ある焼き鳥店店主がブログで「串から外してシェア」は凄く悲しい、串から食べるほうが美味しいのだから、外さずに食べてほしいと訴えた。この内容が反響を呼び、ネット上では串から食べる派と串外し容認派に分かれ、論争が続いている。もっとも、焼き鳥の食べ方の常識は昔とは様変わりした面がある。『やきとりと日本人 屋台から星付きまで』の著者、土田美登世氏が解説する。
「昔は串のままでかじりつくのが当たり前でしたが、平成に入り“オヤジギャル”がサラリーマンの聖地だった赤ちょうちんの居酒屋や焼き鳥屋に出没するようになり、焼き鳥を串から外す文化が生まれました。店側もそうした客層の変化を受けて、大正10年創業の老舗焼き鳥店『京橋伊勢廣』(東京都中央区)さんが、焼き鳥を串から外すための専用フォーク『チキナー』を開発したほどです」
では、ブログを書いた焼き鳥屋店主が主張するように、串を外す、外さないで味は変わるのだろうか。土田氏は「味は変わる」と言う。
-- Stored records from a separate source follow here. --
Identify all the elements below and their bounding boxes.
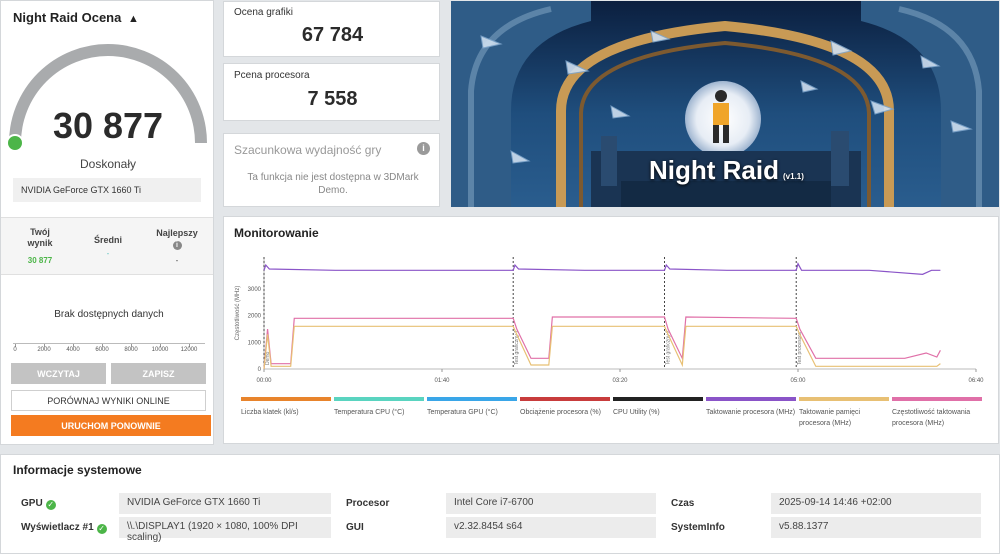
comparison-section: Twój wynik 30 877 Średni - Najlepszy i - [1,217,213,275]
x-tick-label: 03:20 [612,378,628,384]
legend-swatch [892,397,982,401]
load-button[interactable]: WCZYTAJ [11,363,106,384]
time-value: 2025-09-14 14:46 +02:00 [771,493,981,514]
your-score-label: Twój wynik [27,227,53,248]
gui-value: v2.32.8454 s64 [446,517,656,538]
cpu-value: Intel Core i7-6700 [446,493,656,514]
histogram-tick-label: 2000 [37,347,51,353]
legend-item[interactable]: Częstotliwość taktowania procesora (MHz) [892,397,982,429]
time-label: Czas [671,498,695,509]
gpu-label: GPU ✓ [21,498,56,510]
warning-icon[interactable]: ▲ [128,13,139,25]
series-line [263,325,941,370]
monitoring-panel: Monitorowanie Częstotliwość (MHz) 3000 200… [223,216,999,444]
histogram-tick-label: 8000 [124,347,138,353]
graphics-score-value: 67 784 [301,24,364,46]
legend-swatch [334,397,424,401]
histogram-tick-label: 6000 [95,347,109,353]
legend-label: Temperatura GPU (°C) [427,409,498,416]
estimated-performance-title: Szacunkowa wydajność gry [234,143,382,157]
series-line [263,262,941,275]
legend-label: Liczba klatek (kl/s) [241,409,299,416]
systeminfo-value: v5.88.1377 [771,517,981,538]
gpu-name-field: NVIDIA GeForce GTX 1660 Ti [13,178,201,202]
score-rating: Doskonały [79,157,137,171]
run-again-button[interactable]: URUCHOM PONOWNIE [11,415,211,436]
legend-label: Częstotliwość taktowania procesora (MHz) [892,409,971,427]
cpu-score-label: Pcena procesora [234,70,310,81]
overall-score: 30 877 [52,105,164,146]
hero-title: Night Raid (v1.1) [649,155,804,185]
graphics-score-label: Ocena grafiki [234,7,293,18]
best-value: - [175,256,179,265]
legend-swatch [799,397,889,401]
info-icon[interactable]: i [172,241,182,250]
hero-version: (v1.1) [783,172,804,181]
estimated-performance-card: Szacunkowa wydajność gry i Ta funkcja ni… [223,133,440,207]
legend-item[interactable]: Taktowanie procesora (MHz) [706,397,796,418]
info-icon[interactable]: i [417,142,430,155]
y-tick-label: 3000 [248,287,262,293]
gui-label: GUI [346,522,364,533]
histogram-tick-label: 10000 [151,347,169,353]
display-label: Wyświetlacz #1 ✓ [21,522,107,534]
cpu-score-value: 7 558 [307,88,358,110]
series-line [263,316,941,370]
legend-swatch [241,397,331,401]
save-button[interactable]: ZAPISZ [111,363,206,384]
display-value: \\.\DISPLAY1 (1920 × 1080, 100% DPI scal… [119,517,331,543]
score-panel: Night Raid Ocena ▲ 30 877 Doskonały NVID… [0,0,214,445]
y-tick-label: 0 [258,367,262,373]
legend-swatch [520,397,610,401]
night-raid-hero: Night Raid (v1.1) [451,1,999,207]
legend-item[interactable]: Temperatura CPU (°C) [334,397,424,418]
legend-label: Temperatura CPU (°C) [334,409,405,416]
check-icon: ✓ [96,524,107,534]
check-icon: ✓ [45,500,56,510]
cpu-label: Procesor [346,498,390,509]
y-axis-label: Częstotliwość (MHz) [235,286,241,341]
gpu-value: NVIDIA GeForce GTX 1660 Ti [119,493,331,514]
legend-item[interactable]: Obciążenie procesora (%) [520,397,610,418]
histogram-tick-label: 0 [13,347,17,353]
x-tick-label: 01:40 [434,378,450,384]
average-value: - [106,249,110,258]
graphics-score-card: Ocena grafiki 67 784 [223,1,440,57]
score-panel-title: Night Raid Ocena ▲ [13,10,139,25]
legend-label: CPU Utility (%) [613,409,660,416]
y-tick-label: 2000 [248,314,262,320]
phase-marker-label: Test procesora [797,332,803,365]
legend-swatch [706,397,796,401]
legend-label: Taktowanie procesora (MHz) [706,409,796,416]
best-label: Najlepszy i [156,228,198,250]
x-tick-label: 05:00 [790,378,806,384]
estimated-performance-message: Ta funkcja nie jest dostępna w 3DMark De… [247,172,419,196]
legend-item[interactable]: Taktowanie pamięci procesora (MHz) [799,397,889,429]
legend-label: Taktowanie pamięci procesora (MHz) [799,409,861,427]
systeminfo-label: SystemInfo [671,522,725,533]
no-data-message: Brak dostępnych danych [54,309,164,320]
y-tick-label: 1000 [248,340,262,346]
histogram-tick-label: 4000 [66,347,80,353]
system-info-panel: Informacje systemowe GPU ✓ NVIDIA GeForce… [0,454,1000,554]
histogram-area: Brak dostępnych danych 0 2000 4000 6000 8000… [13,283,205,353]
cpu-score-card: Pcena procesora 7 558 [223,63,440,121]
legend-item[interactable]: Liczba klatek (kl/s) [241,397,331,418]
your-score-value: 30 877 [27,256,53,265]
histogram-tick-label: 12000 [180,347,198,353]
legend-item[interactable]: CPU Utility (%) [613,397,703,418]
legend-label: Obciążenie procesora (%) [520,409,601,416]
average-label: Średni [93,235,122,245]
legend-swatch [613,397,703,401]
x-tick-label: 06:40 [968,378,984,384]
system-info-title: Informacje systemowe [13,463,142,477]
legend-swatch [427,397,517,401]
legend-item[interactable]: Temperatura GPU (°C) [427,397,517,418]
x-tick-label: 00:00 [256,378,272,384]
compare-online-button[interactable]: PORÓWNAJ WYNIKI ONLINE [11,390,206,411]
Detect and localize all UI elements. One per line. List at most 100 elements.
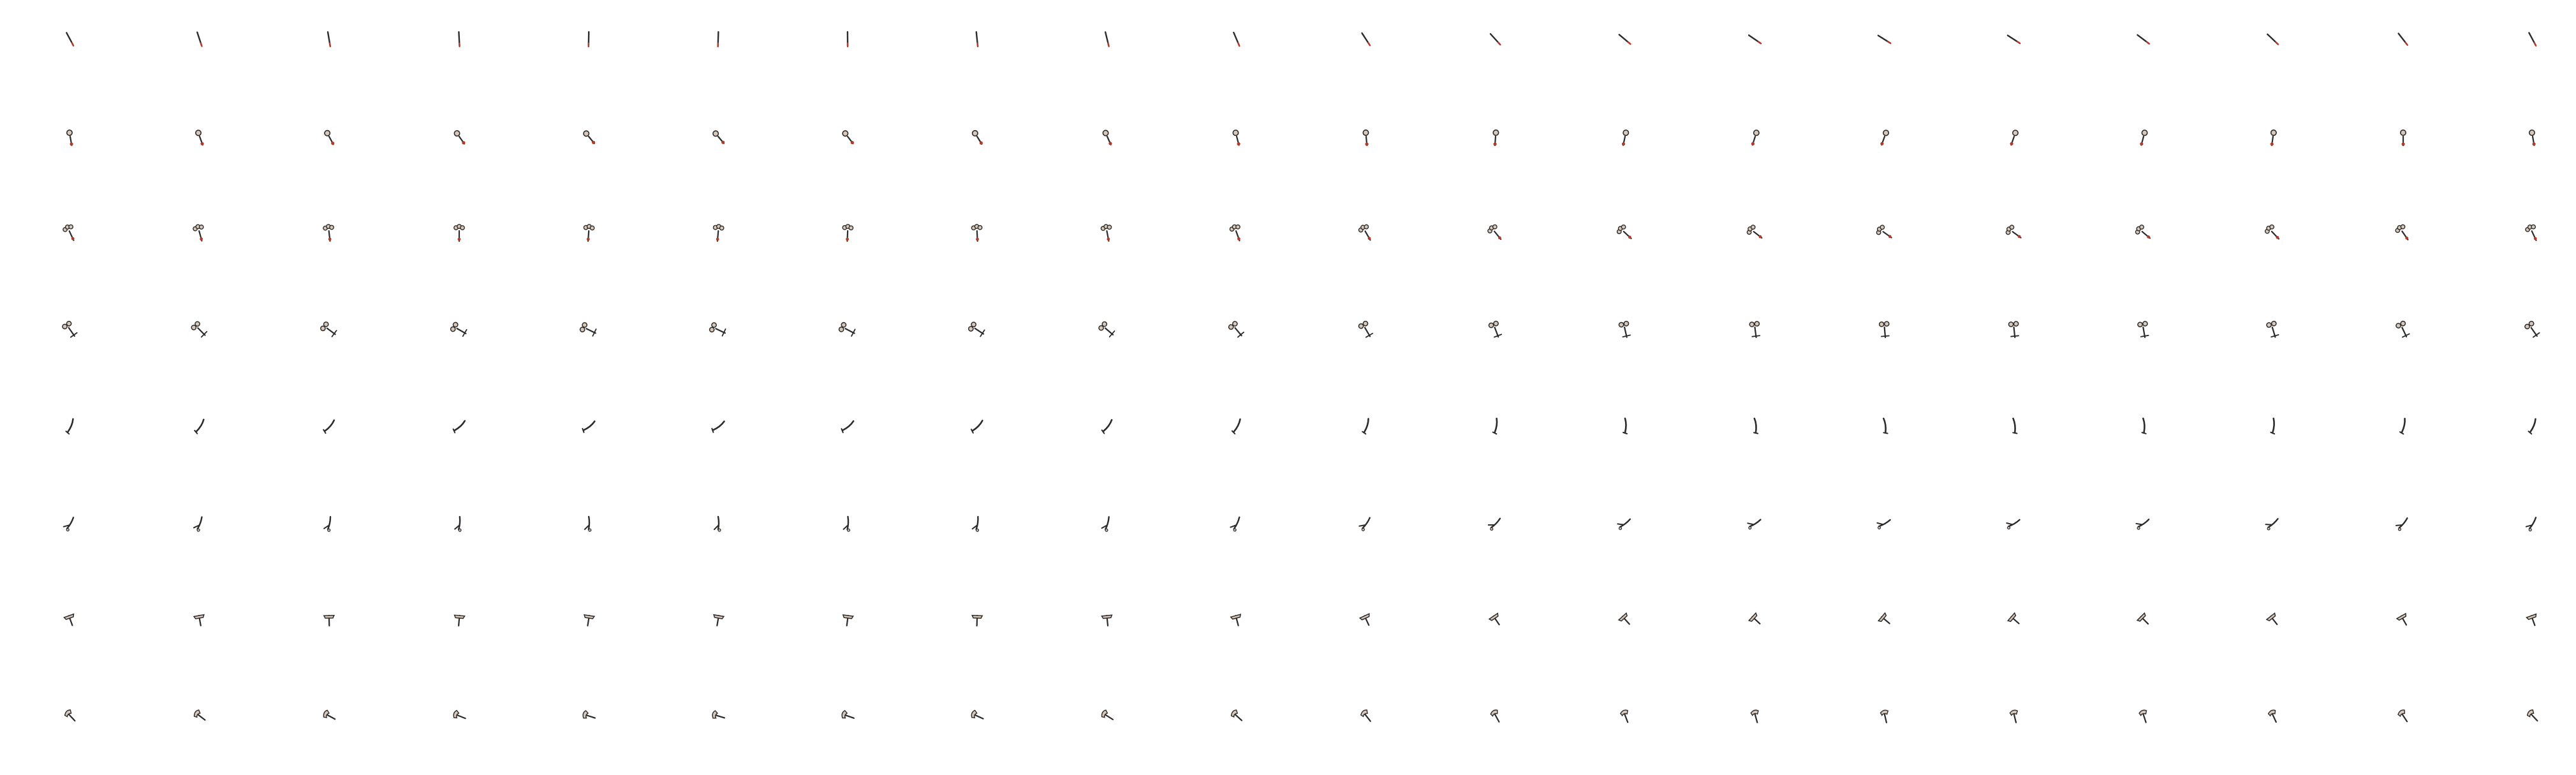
row-1-frame-7 (835, 27, 860, 52)
tee-sprite-icon (63, 613, 75, 626)
tee-sprite-icon (1877, 612, 1890, 624)
blade-sprite-icon (2399, 417, 2406, 435)
blade-branch-sprite-icon (1617, 518, 1631, 530)
blade-branch-sprite-icon (193, 515, 203, 532)
row-7-frame-4 (445, 605, 473, 633)
row-7-frame-17 (2126, 602, 2162, 638)
row-1-frame-17 (2126, 22, 2161, 57)
flower-sprite-icon (453, 224, 465, 242)
row-2-frame-1 (55, 121, 85, 151)
lollipop-sprite-icon (842, 129, 855, 144)
blade-sprite-icon (1753, 417, 1758, 434)
row-2-frame-20 (2518, 121, 2547, 151)
hook-sprite-icon (1620, 709, 1629, 723)
row-2-frame-19 (2390, 123, 2415, 149)
lollipop-sprite-icon (2140, 129, 2148, 146)
row-3-frame-16 (1996, 215, 2032, 251)
row-4-frame-1 (52, 312, 88, 348)
row-5-frame-14 (1741, 412, 1769, 440)
row-4-frame-17 (2129, 314, 2158, 344)
flower-sprite-icon (2524, 224, 2537, 241)
row-3-frame-14 (1737, 215, 1773, 251)
flower-tilted-sprite-icon (450, 321, 467, 337)
flower-tilted-sprite-icon (1228, 320, 1244, 337)
row-6-frame-9 (1091, 507, 1122, 538)
row-8-frame-10 (1219, 698, 1255, 734)
tee-sprite-icon (713, 614, 725, 626)
tee-sprite-icon (2265, 612, 2278, 625)
row-6-frame-7 (834, 510, 861, 536)
row-6-frame-10 (1219, 506, 1253, 540)
row-8-frame-4 (441, 698, 476, 734)
row-4-frame-13 (1610, 314, 1640, 345)
blade-branch-sprite-icon (2395, 517, 2408, 531)
lollipop-sprite-icon (324, 129, 335, 145)
row-3-frame-4 (446, 220, 472, 246)
blade-branch-sprite-icon (1746, 518, 1762, 529)
row-5-frame-20 (2516, 410, 2549, 443)
tee-sprite-icon (2136, 612, 2149, 625)
blade-branch-sprite-icon (1230, 516, 1240, 531)
stick-sprite-icon (846, 31, 849, 48)
row-5-frame-10 (1219, 409, 1254, 443)
blade-branch-sprite-icon (63, 516, 75, 531)
blade-branch-sprite-icon (584, 515, 592, 532)
flower-sprite-icon (1229, 224, 1240, 242)
row-5-frame-4 (441, 408, 477, 445)
row-8-frame-11 (1349, 698, 1384, 734)
row-8-frame-16 (2000, 702, 2028, 730)
row-4-frame-8 (960, 312, 995, 347)
lollipop-sprite-icon (1362, 129, 1369, 146)
row-8-frame-8 (960, 698, 995, 734)
blade-sprite-icon (1231, 418, 1241, 435)
hook-sprite-icon (1360, 709, 1371, 722)
row-6-frame-11 (1348, 505, 1384, 541)
row-1-frame-16 (1996, 22, 2031, 57)
lollipop-sprite-icon (1880, 129, 1889, 145)
row-7-frame-8 (964, 606, 990, 632)
stick-sprite-icon (196, 31, 203, 47)
hook-sprite-icon (2397, 709, 2408, 722)
row-1-frame-19 (2385, 22, 2421, 57)
flower-sprite-icon (1100, 224, 1112, 242)
row-2-frame-3 (312, 119, 346, 153)
row-1-frame-4 (446, 26, 473, 53)
blade-sprite-icon (194, 418, 205, 434)
blade-sprite-icon (971, 420, 984, 434)
flower-tilted-sprite-icon (1488, 320, 1503, 337)
flower-tilted-sprite-icon (2395, 320, 2410, 338)
row-7-frame-6 (703, 605, 733, 634)
flower-sprite-icon (2005, 225, 2022, 239)
row-3-frame-20 (2515, 216, 2549, 249)
row-1-frame-8 (963, 26, 991, 54)
row-8-frame-7 (830, 699, 865, 734)
row-6-frame-1 (53, 505, 88, 540)
row-7-frame-7 (834, 605, 862, 634)
row-2-frame-2 (184, 120, 216, 152)
row-7-frame-14 (1737, 602, 1773, 638)
lollipop-sprite-icon (2528, 129, 2536, 146)
blade-branch-sprite-icon (323, 515, 332, 532)
blade-sprite-icon (711, 420, 725, 433)
row-3-frame-8 (964, 219, 990, 246)
row-4-frame-18 (2258, 314, 2290, 346)
row-5-frame-8 (959, 408, 996, 445)
stick-sprite-icon (587, 31, 590, 48)
hook-sprite-icon (2268, 709, 2278, 723)
blade-sprite-icon (2012, 417, 2018, 434)
row-1-frame-5 (575, 27, 601, 53)
row-6-frame-20 (2515, 505, 2550, 540)
blade-sprite-icon (841, 420, 855, 434)
row-8-frame-20 (2515, 698, 2550, 734)
lollipop-sprite-icon (2271, 129, 2278, 146)
row-4-frame-11 (1349, 312, 1384, 347)
hook-sprite-icon (2009, 709, 2018, 723)
row-6-frame-5 (575, 510, 601, 536)
row-8-frame-9 (1089, 698, 1124, 734)
row-6-frame-16 (1997, 505, 2032, 540)
row-5-frame-19 (2388, 411, 2418, 441)
row-3-frame-1 (53, 216, 87, 249)
hook-sprite-icon (1749, 709, 1759, 723)
flower-tilted-sprite-icon (320, 321, 337, 337)
tee-sprite-icon (1748, 612, 1761, 624)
「“串から外すと冷めやすいし、閉じこめた肉汁がこぼれてしまう”と嘆く料理人が多く、私もその意見に賛成です。でも、何より気分の問題。片手で食べるために串があり、わざわざ外して箸で食べる意味もわかりません。“肉を頬張る”という行為には高揚感がつきものですが、それを満たすのが串付きの焼き鳥なんです」
ただし、土田氏はこう付け足す。
「美味しく味わう前にこんな論争の方が過熱していては、焼き鳥が嘆いている気がしますけどね」
見た目を気にするか、味を重視するか。その判断は、焼き鳥が冷めてしまう前に。